When we measure something in the real world — temperature, weight, blood pressure, tumor size, etc. — our tools and processes introduce noise into the measurement process. Noise is any random error or variability that makes the measurement deviate from its true value. Probabilistic modeling involves describing the full data-generating process in the form of a probability distribution from which uncertain measurements originate.
As an example, assume that we have measured some positive quantity $y(t)$ (such as tumor size or drug concentration) at a number of time points $t$. We might model this so that the logarithm of each measurement follows a normal distribution independently of other measurements.
$$\begin{equation}\log y(t) \sim \mathcal{N}(\mu(t \mid \theta), \sigma^2)
\end{equation}$$
The full probabilistic model specifies probability distribution for the noise parameter $\sigma$ and other unknown parameters $\theta$. The function $\mu(t \mid \theta)$ would typically be deterministic given the values of $\theta$, such as in pharmacokinetic modeling or parametric tumor size modeling.
The above figure is an example visualization of a probability distribution of drug concentration that depends on time. For example the dark blue shading at each time point is the interval where the measurement lies with 50% probability, and the lightest blue shading is the interval where it lies with 95% probability. Probabilistic inferences such as these have more information than a single point-estimate fit without uncertainty. This type of model allows us to compute probabilistic inferences about derived quantities that are not directly measurable. For example, we can infer that "the half-life of the drug is greater than 3 months with 90% probability" or "the drug reduces tumor size by half with 40% probability when given X mg dose ."

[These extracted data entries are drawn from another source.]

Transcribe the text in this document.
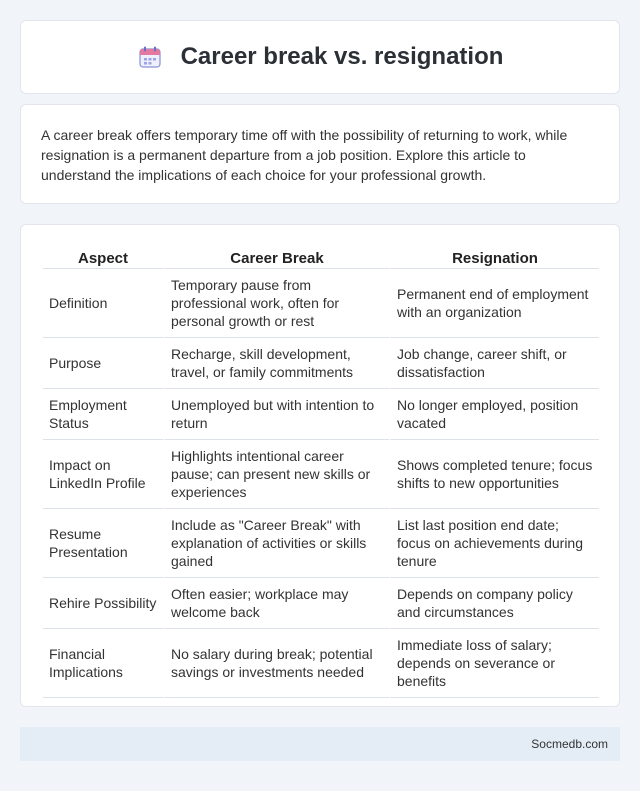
Career break vs. resignation

A career break offers temporary time off with the possibility of returning to work, while resignation is a permanent departure from a job position. Explore this article to understand the implications of each choice for your professional growth.

Aspect	Career Break	Resignation
Definition	Temporary pause from professional work, often for personal growth or rest	Permanent end of employment with an organization
Purpose	Recharge, skill development, travel, or family commitments	Job change, career shift, or dissatisfaction
Employment Status	Unemployed but with intention to return	No longer employed, position vacated
Impact on LinkedIn Profile	Highlights intentional career pause; can present new skills or experiences	Shows completed tenure; focus shifts to new opportunities
Resume Presentation	Include as "Career Break" with explanation of activities or skills gained	List last position end date; focus on achievements during tenure
Rehire Possibility	Often easier; workplace may welcome back	Depends on company policy and circumstances
Financial Implications	No salary during break; potential savings or investments needed	Immediate loss of salary; depends on severance or benefits
Socmedb.com
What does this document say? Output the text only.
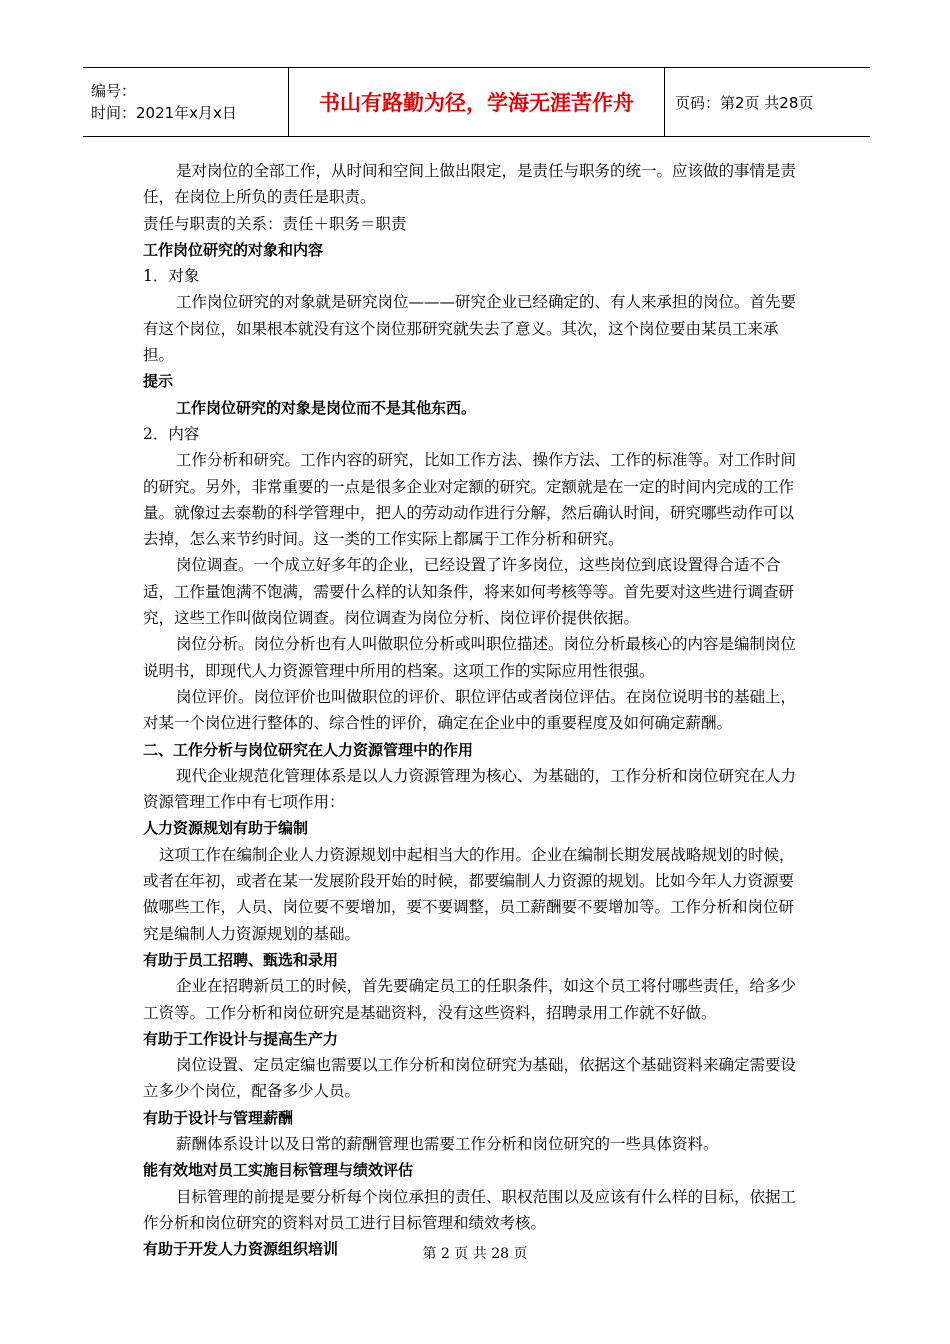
编号：
时间：2021年x月x日	书山有路勤为径，学海无涯苦作舟	页码：第2页 共28页

是对岗位的全部工作，从时间和空间上做出限定，是责任与职务的统一。应该做的事情是责任，在岗位上所负的责任是职责。

责任与职责的关系：责任＋职务＝职责

工作岗位研究的对象和内容

1．对象

工作岗位研究的对象就是研究岗位———研究企业已经确定的、有人来承担的岗位。首先要有这个岗位，如果根本就没有这个岗位那研究就失去了意义。其次，这个岗位要由某员工来承担。

提示

工作岗位研究的对象是岗位而不是其他东西。

2．内容

工作分析和研究。工作内容的研究，比如工作方法、操作方法、工作的标准等。对工作时间的研究。另外，非常重要的一点是很多企业对定额的研究。定额就是在一定的时间内完成的工作量。就像过去泰勒的科学管理中，把人的劳动动作进行分解，然后确认时间，研究哪些动作可以去掉，怎么来节约时间。这一类的工作实际上都属于工作分析和研究。

岗位调查。一个成立好多年的企业，已经设置了许多岗位，这些岗位到底设置得合适不合适，工作量饱满不饱满，需要什么样的认知条件，将来如何考核等等。首先要对这些进行调查研究，这些工作叫做岗位调查。岗位调查为岗位分析、岗位评价提供依据。

岗位分析。岗位分析也有人叫做职位分析或叫职位描述。岗位分析最核心的内容是编制岗位说明书，即现代人力资源管理中所用的档案。这项工作的实际应用性很强。

岗位评价。岗位评价也叫做职位的评价、职位评估或者岗位评估。在岗位说明书的基础上，对某一个岗位进行整体的、综合性的评价，确定在企业中的重要程度及如何确定薪酬。

二、工作分析与岗位研究在人力资源管理中的作用

现代企业规范化管理体系是以人力资源管理为核心、为基础的，工作分析和岗位研究在人力资源管理工作中有七项作用：

人力资源规划有助于编制

这项工作在编制企业人力资源规划中起相当大的作用。企业在编制长期发展战略规划的时候，或者在年初，或者在某一发展阶段开始的时候，都要编制人力资源的规划。比如今年人力资源要做哪些工作，人员、岗位要不要增加，要不要调整，员工薪酬要不要增加等。工作分析和岗位研究是编制人力资源规划的基础。

有助于员工招聘、甄选和录用

企业在招聘新员工的时候，首先要确定员工的任职条件，如这个员工将付哪些责任，给多少工资等。工作分析和岗位研究是基础资料，没有这些资料，招聘录用工作就不好做。

有助于工作设计与提高生产力

岗位设置、定员定编也需要以工作分析和岗位研究为基础，依据这个基础资料来确定需要设立多少个岗位，配备多少人员。

有助于设计与管理薪酬

薪酬体系设计以及日常的薪酬管理也需要工作分析和岗位研究的一些具体资料。

能有效地对员工实施目标管理与绩效评估

目标管理的前提是要分析每个岗位承担的责任、职权范围以及应该有什么样的目标，依据工作分析和岗位研究的资料对员工进行目标管理和绩效考核。

有助于开发人力资源组织培训	第 2 页 共 28 页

By quantifying uncertainty, we can make smarter choices. Probabilistic inferences are useful in decision-making, which can be based on expected utilities of different decisions. Examples include choosing recommended doses based on patients preferences for certain types of risks or whether to advance the drug from Phase II to Phase III.
The above example was presented for a single imaginary patient. In reality, the studies that we analyze involve 10s to 1000s of subjects for whom we typically know some predictive characteristics such as age and treatment. The challenge is to set up the probabilistic model jointly for all unknowns so that the distributions of the measurements are correlated over subjects and depend on the predictive variables. This way we can, for instance, estimate the effect of a drug for a new yet unseen patient. The probabilistic models we use are typically joint models of multiple types of time-course data, such as drug concentration, adverse events, and biomarker measurements.